If I had any notion that some nostalgic sentiments for the Mets’ former home may lay somewhere in my future, Citi Field put it to rest way before Georgetown’s Tim Adleman could even deliver the stadium’s first pitch.
The opening of a ballpark is an event unlike any other I’ve ever experienced. I imagine it must be similar to the maiden voyage of an ocean liner. After months of man making metal twist and bend and obey his every command, a veil is pulled and a beautiful creation shows its face.
And it was St. John’s that got to break the champagne bottle against Citi Field’s hull on Sunday, a privilege traditionally reserved for royalty.
The comparison goes further than production materials and techniques.
Like a new ocean liner was at the turn of the 20th century, a new baseball stadium has the ability to rouse a troubled people. Something as exciting as baseball in a new park is just what we need in these trying American times.
Some people say that apple pie is America, some say that the bald eagle is America. Cynics may say its fast food or fat capitalists. But all of them are wrong.
Baseball captures the American spirit better than any other icon could ever dream to. I don’t know why that’s the case, it just is; my dad told me so.
And for the few hours that the 22,397 fans, the Georgetown and St. John’s players and coaches, the stadium security guards, the New York media and the sausage and peppers grillmasters gathered inside Citi Field together on Sunday to celebrate the birth of a new arena of our national pastime, I don’t believe any one of us was thinking of anything else.

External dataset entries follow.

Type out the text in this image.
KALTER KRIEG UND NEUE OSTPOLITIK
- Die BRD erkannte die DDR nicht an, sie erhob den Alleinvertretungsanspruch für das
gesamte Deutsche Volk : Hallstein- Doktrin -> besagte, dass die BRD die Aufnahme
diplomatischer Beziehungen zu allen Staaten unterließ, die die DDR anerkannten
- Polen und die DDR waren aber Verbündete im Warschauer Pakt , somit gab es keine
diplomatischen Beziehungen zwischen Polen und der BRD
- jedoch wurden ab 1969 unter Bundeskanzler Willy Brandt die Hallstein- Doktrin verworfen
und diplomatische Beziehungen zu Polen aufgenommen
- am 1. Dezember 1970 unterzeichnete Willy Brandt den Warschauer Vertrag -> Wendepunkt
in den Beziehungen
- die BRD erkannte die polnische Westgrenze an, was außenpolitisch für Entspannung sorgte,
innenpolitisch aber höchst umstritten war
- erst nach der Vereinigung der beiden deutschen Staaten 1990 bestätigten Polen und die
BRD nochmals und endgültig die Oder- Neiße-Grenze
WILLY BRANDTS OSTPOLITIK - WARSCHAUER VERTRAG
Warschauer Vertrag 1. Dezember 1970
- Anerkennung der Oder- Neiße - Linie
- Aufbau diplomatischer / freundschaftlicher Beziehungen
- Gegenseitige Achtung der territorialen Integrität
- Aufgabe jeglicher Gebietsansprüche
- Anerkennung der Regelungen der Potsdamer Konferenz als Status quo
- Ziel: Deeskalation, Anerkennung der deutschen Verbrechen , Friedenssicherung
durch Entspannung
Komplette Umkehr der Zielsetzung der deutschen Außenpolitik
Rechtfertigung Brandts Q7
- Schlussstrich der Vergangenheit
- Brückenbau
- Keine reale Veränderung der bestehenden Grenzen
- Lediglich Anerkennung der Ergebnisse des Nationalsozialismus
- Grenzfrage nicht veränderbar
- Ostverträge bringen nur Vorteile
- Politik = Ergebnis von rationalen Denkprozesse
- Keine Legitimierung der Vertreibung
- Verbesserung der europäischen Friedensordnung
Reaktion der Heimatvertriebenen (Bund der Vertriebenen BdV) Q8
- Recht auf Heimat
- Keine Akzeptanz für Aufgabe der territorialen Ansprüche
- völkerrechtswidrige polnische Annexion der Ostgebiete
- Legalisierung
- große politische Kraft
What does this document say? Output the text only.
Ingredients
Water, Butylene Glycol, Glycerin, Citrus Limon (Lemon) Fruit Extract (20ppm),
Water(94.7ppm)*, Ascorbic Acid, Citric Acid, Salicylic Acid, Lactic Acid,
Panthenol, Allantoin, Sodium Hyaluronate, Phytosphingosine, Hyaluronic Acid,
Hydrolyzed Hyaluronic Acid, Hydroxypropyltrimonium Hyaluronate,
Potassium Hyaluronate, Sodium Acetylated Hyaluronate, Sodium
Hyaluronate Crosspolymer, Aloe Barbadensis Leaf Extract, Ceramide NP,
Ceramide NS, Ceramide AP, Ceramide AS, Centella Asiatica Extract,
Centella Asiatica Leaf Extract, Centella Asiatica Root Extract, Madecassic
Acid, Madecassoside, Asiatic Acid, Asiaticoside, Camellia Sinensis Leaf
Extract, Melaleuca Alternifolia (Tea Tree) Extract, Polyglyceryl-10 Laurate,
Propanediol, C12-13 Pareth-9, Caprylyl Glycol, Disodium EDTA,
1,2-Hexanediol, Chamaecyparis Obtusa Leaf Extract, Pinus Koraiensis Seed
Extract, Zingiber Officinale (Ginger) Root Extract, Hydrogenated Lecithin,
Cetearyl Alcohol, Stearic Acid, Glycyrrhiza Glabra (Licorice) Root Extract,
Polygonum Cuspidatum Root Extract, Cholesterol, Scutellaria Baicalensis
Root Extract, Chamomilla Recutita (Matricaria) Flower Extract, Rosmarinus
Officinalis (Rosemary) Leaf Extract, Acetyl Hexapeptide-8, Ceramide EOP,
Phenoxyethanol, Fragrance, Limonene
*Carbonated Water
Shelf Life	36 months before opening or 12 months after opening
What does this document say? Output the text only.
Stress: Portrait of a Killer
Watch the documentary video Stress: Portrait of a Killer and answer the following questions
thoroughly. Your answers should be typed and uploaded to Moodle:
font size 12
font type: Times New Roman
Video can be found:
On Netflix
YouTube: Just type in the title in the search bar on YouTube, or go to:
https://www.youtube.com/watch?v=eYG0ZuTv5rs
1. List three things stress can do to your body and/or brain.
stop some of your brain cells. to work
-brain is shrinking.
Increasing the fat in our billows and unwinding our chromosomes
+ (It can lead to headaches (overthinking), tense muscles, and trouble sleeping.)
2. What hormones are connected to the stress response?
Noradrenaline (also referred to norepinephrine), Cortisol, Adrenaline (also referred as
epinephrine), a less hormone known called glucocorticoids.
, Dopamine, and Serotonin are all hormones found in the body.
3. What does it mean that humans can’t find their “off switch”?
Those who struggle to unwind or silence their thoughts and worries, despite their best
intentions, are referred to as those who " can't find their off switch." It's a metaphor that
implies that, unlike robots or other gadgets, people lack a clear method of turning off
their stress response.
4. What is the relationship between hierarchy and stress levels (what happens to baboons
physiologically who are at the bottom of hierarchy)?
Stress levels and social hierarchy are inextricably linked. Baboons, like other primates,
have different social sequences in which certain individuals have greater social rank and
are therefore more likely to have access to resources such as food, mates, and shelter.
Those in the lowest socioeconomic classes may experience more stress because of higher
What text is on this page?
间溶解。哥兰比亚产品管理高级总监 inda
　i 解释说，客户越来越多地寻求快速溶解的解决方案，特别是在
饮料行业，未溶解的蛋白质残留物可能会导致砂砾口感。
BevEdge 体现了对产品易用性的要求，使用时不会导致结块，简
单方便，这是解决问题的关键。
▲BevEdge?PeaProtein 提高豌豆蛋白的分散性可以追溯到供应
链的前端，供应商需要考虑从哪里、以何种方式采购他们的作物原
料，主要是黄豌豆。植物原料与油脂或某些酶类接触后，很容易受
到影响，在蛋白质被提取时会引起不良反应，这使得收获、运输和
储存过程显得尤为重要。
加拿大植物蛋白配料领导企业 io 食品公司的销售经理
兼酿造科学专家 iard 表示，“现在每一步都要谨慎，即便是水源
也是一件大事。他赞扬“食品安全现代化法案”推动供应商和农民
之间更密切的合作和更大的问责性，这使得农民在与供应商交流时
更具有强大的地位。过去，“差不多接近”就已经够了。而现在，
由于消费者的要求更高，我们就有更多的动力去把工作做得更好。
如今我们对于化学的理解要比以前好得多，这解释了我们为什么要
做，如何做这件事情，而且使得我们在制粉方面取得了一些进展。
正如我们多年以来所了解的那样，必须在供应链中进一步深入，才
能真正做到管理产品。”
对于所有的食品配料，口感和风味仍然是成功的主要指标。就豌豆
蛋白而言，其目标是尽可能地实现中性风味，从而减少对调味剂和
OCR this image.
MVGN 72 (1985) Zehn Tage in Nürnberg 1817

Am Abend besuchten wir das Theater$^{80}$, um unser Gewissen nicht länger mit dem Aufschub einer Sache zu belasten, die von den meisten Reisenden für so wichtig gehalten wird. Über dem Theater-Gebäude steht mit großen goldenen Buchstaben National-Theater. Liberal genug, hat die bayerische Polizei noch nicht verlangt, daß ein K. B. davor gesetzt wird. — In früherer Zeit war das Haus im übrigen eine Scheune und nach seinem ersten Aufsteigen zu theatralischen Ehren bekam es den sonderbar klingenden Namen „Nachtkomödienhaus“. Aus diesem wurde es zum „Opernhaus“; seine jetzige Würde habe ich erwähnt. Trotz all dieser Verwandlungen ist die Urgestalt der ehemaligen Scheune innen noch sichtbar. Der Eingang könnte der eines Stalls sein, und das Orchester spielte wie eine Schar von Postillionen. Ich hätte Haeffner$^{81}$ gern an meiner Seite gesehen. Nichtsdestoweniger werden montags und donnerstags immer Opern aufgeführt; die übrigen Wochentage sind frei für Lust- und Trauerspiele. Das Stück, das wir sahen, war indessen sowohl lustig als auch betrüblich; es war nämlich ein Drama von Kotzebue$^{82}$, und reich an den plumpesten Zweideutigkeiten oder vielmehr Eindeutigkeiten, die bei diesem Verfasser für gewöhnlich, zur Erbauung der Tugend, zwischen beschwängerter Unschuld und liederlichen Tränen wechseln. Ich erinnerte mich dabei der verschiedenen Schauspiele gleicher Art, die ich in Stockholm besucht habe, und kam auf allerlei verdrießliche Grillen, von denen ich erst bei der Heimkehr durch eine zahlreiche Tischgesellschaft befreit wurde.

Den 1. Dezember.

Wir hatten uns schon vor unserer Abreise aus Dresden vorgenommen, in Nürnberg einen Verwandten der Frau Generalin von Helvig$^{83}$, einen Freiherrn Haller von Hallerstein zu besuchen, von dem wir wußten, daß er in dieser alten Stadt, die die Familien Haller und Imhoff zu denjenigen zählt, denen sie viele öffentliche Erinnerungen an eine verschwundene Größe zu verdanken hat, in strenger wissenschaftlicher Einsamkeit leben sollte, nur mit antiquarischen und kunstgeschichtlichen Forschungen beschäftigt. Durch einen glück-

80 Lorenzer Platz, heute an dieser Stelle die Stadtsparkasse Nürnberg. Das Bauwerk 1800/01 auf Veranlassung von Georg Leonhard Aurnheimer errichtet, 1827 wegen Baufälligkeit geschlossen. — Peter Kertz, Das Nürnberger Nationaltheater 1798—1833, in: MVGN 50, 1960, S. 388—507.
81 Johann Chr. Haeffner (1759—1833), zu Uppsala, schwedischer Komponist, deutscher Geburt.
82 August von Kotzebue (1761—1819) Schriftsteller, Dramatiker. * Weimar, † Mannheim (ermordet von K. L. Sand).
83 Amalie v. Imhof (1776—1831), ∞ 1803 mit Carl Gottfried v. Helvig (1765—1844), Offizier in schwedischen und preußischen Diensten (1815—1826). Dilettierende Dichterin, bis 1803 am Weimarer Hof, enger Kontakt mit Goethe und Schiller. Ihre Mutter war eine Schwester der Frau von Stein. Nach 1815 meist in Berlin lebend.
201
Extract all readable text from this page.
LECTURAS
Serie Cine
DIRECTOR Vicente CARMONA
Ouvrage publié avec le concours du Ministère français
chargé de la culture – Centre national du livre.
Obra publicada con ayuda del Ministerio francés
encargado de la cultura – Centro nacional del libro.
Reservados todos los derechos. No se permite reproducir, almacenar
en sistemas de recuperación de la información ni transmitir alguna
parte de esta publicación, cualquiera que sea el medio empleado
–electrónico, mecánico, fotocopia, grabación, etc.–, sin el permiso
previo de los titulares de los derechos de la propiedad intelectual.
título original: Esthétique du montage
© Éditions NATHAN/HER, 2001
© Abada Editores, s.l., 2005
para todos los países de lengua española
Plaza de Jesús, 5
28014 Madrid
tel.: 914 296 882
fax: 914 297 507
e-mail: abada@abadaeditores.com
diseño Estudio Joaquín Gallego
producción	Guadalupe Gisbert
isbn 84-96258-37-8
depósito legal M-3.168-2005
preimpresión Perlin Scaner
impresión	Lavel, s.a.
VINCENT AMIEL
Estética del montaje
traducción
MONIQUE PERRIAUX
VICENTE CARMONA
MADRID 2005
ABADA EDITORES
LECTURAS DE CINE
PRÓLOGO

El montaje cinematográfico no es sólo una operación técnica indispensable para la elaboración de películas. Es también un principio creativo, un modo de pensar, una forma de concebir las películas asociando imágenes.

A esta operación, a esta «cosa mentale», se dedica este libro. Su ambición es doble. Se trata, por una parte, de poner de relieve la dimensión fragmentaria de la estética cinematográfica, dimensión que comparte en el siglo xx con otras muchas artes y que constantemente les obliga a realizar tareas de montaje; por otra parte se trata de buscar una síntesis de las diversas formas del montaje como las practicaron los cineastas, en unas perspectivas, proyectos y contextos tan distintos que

St. John’s lost the game, 6-4, but on the field after the game you’d have never known it. The smiles on the Johnnies’ faces stretched bigger than the stadium scoreboard.
“The loss doesn’t take anything away from the day,” said Brendan Lobban, the Storm’s starting pitcher. “Today was just phenomenal.”
The only disappointed member of the Red Storm that I could find was Ryan Cole, whose iffy seventh inning of relief gave Georgetown its ultimate lead. But hey, that’s baseball. You’ll never find anyone more upset than the losing pitcher.
I surely was satisfied after nine innings in the Sunday mist. Citi Field is a beautifully modern park, so different from Shea. It’s a personal place, full of open spaces and areas where fans can congregate.
For the first time we have a ballpark in Queens that is more than just a place to sit uncomfortably and watch a baseball game. Citi Field is a place to be.
I was at the the seventh game of the 2006 National League Championship Series. I sat in the upper deck of Shea Stadium as the upper deck shook wildly above me and watched the birth of Endy “The Catch” Chavez.
As a result of that game, Shea Stadium will always have a place in the baseball corner of my heart. But I can sit here and write honestly, Sunday’s game will share the same corner.